A few years ago, my husband and I purchased a second, smaller home close to our older son’s residence in a neighboring state. Since then, we have been traveling back and forth between our two homes, enjoying family and friends at both locations. Only once, thus far, has one of our trips to our second home not gone as planned. Though the drive itself went well, the problem that led to the event of this writing occurred just as we arrived at the house.
After parking in the driveway, my husband opened the car door and stepped out of our vehicle. As he did, an excruciating pain shot down his leg. It had been caused by what we would soon learn was sciatica. Without going into further details concerning the doctor visit and the instructions that my husband received from him, suffice it to say that we needed to get “home.” The problem, however, was that he couldn’t drive, and neither could I, due to a medical condition of my own. By Sunday, the two of us were both struggling, leading us to have a desire to ask someone to come and pray for us, even though we were both already praying ourselves.
We have any number of Christian friends and relatives who would have been glad to have prayed for us that day, had we asked them to do so, and others who knew about the difficulties that we were having and were already praying about our situation. But that day, for whatever reason, only one person came to mind for me to call. It was a woman who lives in the area, but whom I had only met briefly on an earlier visit. At that time, she had given me her phone number and told me that I was welcome to call her if I ever wanted her to come by and pray with me.

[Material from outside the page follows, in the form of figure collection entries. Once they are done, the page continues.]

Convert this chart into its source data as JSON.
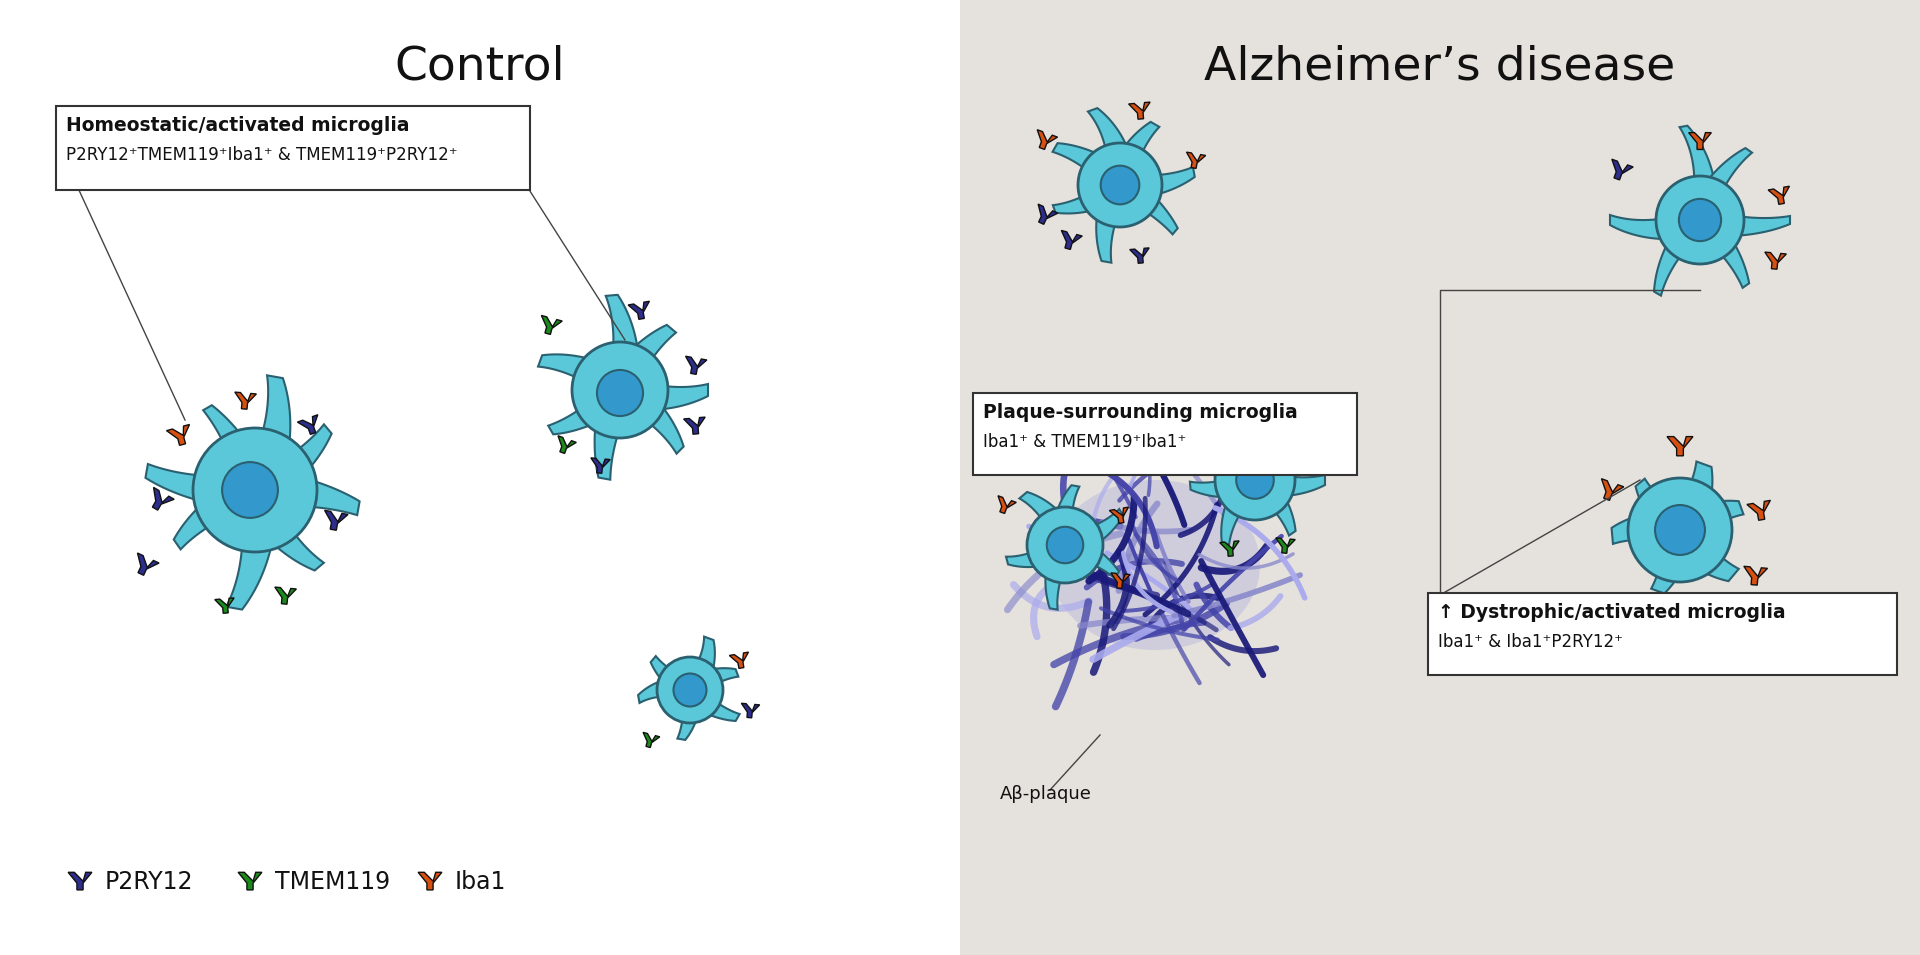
{
  "bg_left": "#ffffff",
  "bg_right": "#e5e1dc",
  "cell_body_color": "#5ac8d8",
  "cell_body_color2": "#60cce0",
  "cell_nucleus_color": "#3399cc",
  "cell_outline_color": "#2a9ab0",
  "p2ry12_color": "#2d2d8c",
  "tmem119_color": "#1a8a1a",
  "iba1_color": "#d85010",
  "plaque_dark": "#1a1a7a",
  "plaque_mid": "#4444aa",
  "plaque_light": "#8888cc",
  "title_left": "Control",
  "title_right": "Alzheimer’s disease",
  "box1_title": "Homeostatic/activated microglia",
  "box1_text": "P2RY12⁺TMEM119⁺Iba1⁺ & TMEM119⁺P2RY12⁺",
  "box2_title": "Plaque-surrounding microglia",
  "box2_text": "Iba1⁺ & TMEM119⁺Iba1⁺",
  "box3_title": "↑ Dystrophic/activated microglia",
  "box3_text": "Iba1⁺ & Iba1⁺P2RY12⁺",
  "abplaque_label": "Aβ-plaque",
  "legend_p2ry12": "P2RY12",
  "legend_tmem119": "TMEM119",
  "legend_iba1": "Iba1"
}
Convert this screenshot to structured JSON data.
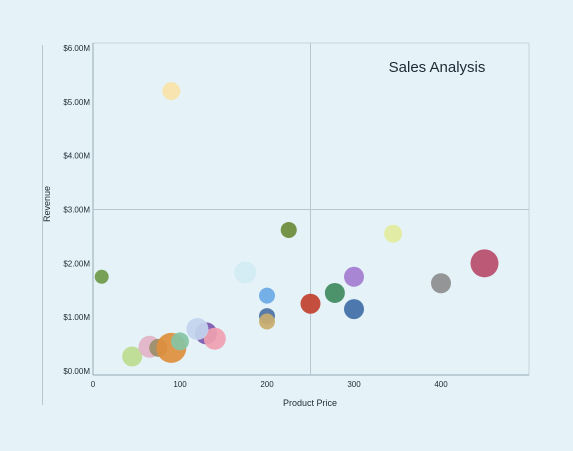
{
  "chart_data": {
    "type": "scatter",
    "title": "Sales Analysis",
    "xlabel": "Product Price",
    "ylabel": "Revenue",
    "xlim": [
      0,
      500
    ],
    "ylim": [
      0,
      6000000
    ],
    "x_ticks": [
      0,
      100,
      200,
      300,
      400
    ],
    "x_tick_labels": [
      "0",
      "100",
      "200",
      "300",
      "400"
    ],
    "y_ticks": [
      0,
      1000000,
      2000000,
      3000000,
      4000000,
      5000000,
      6000000
    ],
    "y_tick_labels": [
      "$0.00M",
      "$1.00M",
      "$2.00M",
      "$3.00M",
      "$4.00M",
      "$5.00M",
      "$6.00M"
    ],
    "quadrant_lines": {
      "x": 250,
      "y": 3000000
    },
    "grid": false,
    "points": [
      {
        "x": 90,
        "y": 5200000,
        "size": 9,
        "color": "#f8e3a8"
      },
      {
        "x": 10,
        "y": 1750000,
        "size": 7,
        "color": "#6f9a4a"
      },
      {
        "x": 225,
        "y": 2620000,
        "size": 8,
        "color": "#6d8c38"
      },
      {
        "x": 175,
        "y": 1830000,
        "size": 11,
        "color": "#d3ecf3"
      },
      {
        "x": 200,
        "y": 1400000,
        "size": 8,
        "color": "#6aa9e6"
      },
      {
        "x": 200,
        "y": 1020000,
        "size": 8,
        "color": "#4c72a3"
      },
      {
        "x": 200,
        "y": 920000,
        "size": 8,
        "color": "#c9ad6e"
      },
      {
        "x": 250,
        "y": 1250000,
        "size": 10,
        "color": "#c2412f"
      },
      {
        "x": 278,
        "y": 1450000,
        "size": 10,
        "color": "#3f8a5e"
      },
      {
        "x": 300,
        "y": 1750000,
        "size": 10,
        "color": "#a37dd0"
      },
      {
        "x": 300,
        "y": 1150000,
        "size": 10,
        "color": "#3f6ea6"
      },
      {
        "x": 345,
        "y": 2550000,
        "size": 9,
        "color": "#e3eb9c"
      },
      {
        "x": 400,
        "y": 1630000,
        "size": 10,
        "color": "#8d8d8d"
      },
      {
        "x": 450,
        "y": 2000000,
        "size": 14,
        "color": "#b84c6a"
      },
      {
        "x": 45,
        "y": 270000,
        "size": 10,
        "color": "#bddc8e"
      },
      {
        "x": 65,
        "y": 450000,
        "size": 11,
        "color": "#e3b3c6"
      },
      {
        "x": 75,
        "y": 430000,
        "size": 9,
        "color": "#9a8d68"
      },
      {
        "x": 90,
        "y": 430000,
        "size": 15,
        "color": "#de8f3c"
      },
      {
        "x": 100,
        "y": 550000,
        "size": 9,
        "color": "#85c4a5"
      },
      {
        "x": 130,
        "y": 700000,
        "size": 11,
        "color": "#7d59ad"
      },
      {
        "x": 140,
        "y": 600000,
        "size": 11,
        "color": "#f0a0b0"
      },
      {
        "x": 120,
        "y": 780000,
        "size": 11,
        "color": "#c3d4ee"
      }
    ]
  }
}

Well, that day I did. So my husband and I sat down together on the edge of the sofa, dialed the number that she had given to me, and set our cell phone on speaker. When the woman answered, we quickly explained to her why we were calling and asked her if we could take her up on her earlier offer. Regretfully she said that she wasn’t able to come by that day, but asked instead if we would mind if she prayed for us over the phone right then.
Immediately we told her to please go ahead, and so she began to pray for my husband’s need first. Then there was a moment of hesitation before we then heard her say, “And if I’m hearing God right, He is going to give you five and a half to six hours of sleep each night.” My husband and I looked at each other with complete surprise and immediately told her that the sleep was for me and not for my husband. He has no trouble at all in falling asleep and sleeping until morning. I, on the other hand, had been having trouble getting more than three hours of sleep each night. For weeks I had been telling my husband that I would feel so much better if I could just get five and a half to six hours of sleep per night.
That night, after receiving the prayer, my sleep did indeed begin to increase, and in a short period of time I was sleeping the five and a half to six hours each night that God had given to me. But here’s the kicker. Though I was extremely grateful for the sleep that I was then getting, and I was feeling some better because of the sleep, I soon realized that five and a half to six hours still wasn’t enough. Soon I was again telling my husband that I really did need more like seven or eight hours of sleep a night.
It was then that I saw in my mind an Olympic skier who was standing at the top of a ski jump ramp, waiting to be given the signal to go. At that very moment, I received this message: “No one ever trains for the Olympics and then stands at the starting gate praying, “Oh, God, if I could just get the silver!” I realized then that that’s what I’d done by walking around saying, “If I could just get five and a half to six hours of sleep each night…” Metaphorically, I’d wanted the silver, and that’s just what I got. But before the skier ever took off, I was left with this message: Go for the gold; don’t settle for silver! There is nothing wrong with winning a silver medal unless you received it by settling for less than the best that God has planned for you. If I had not settled for five and a half to six hours of sleep a night, I dare say that I would have long been getting all of the sleep that God made me to need to receive from Him. But know this: I still can. That’s God’s grace.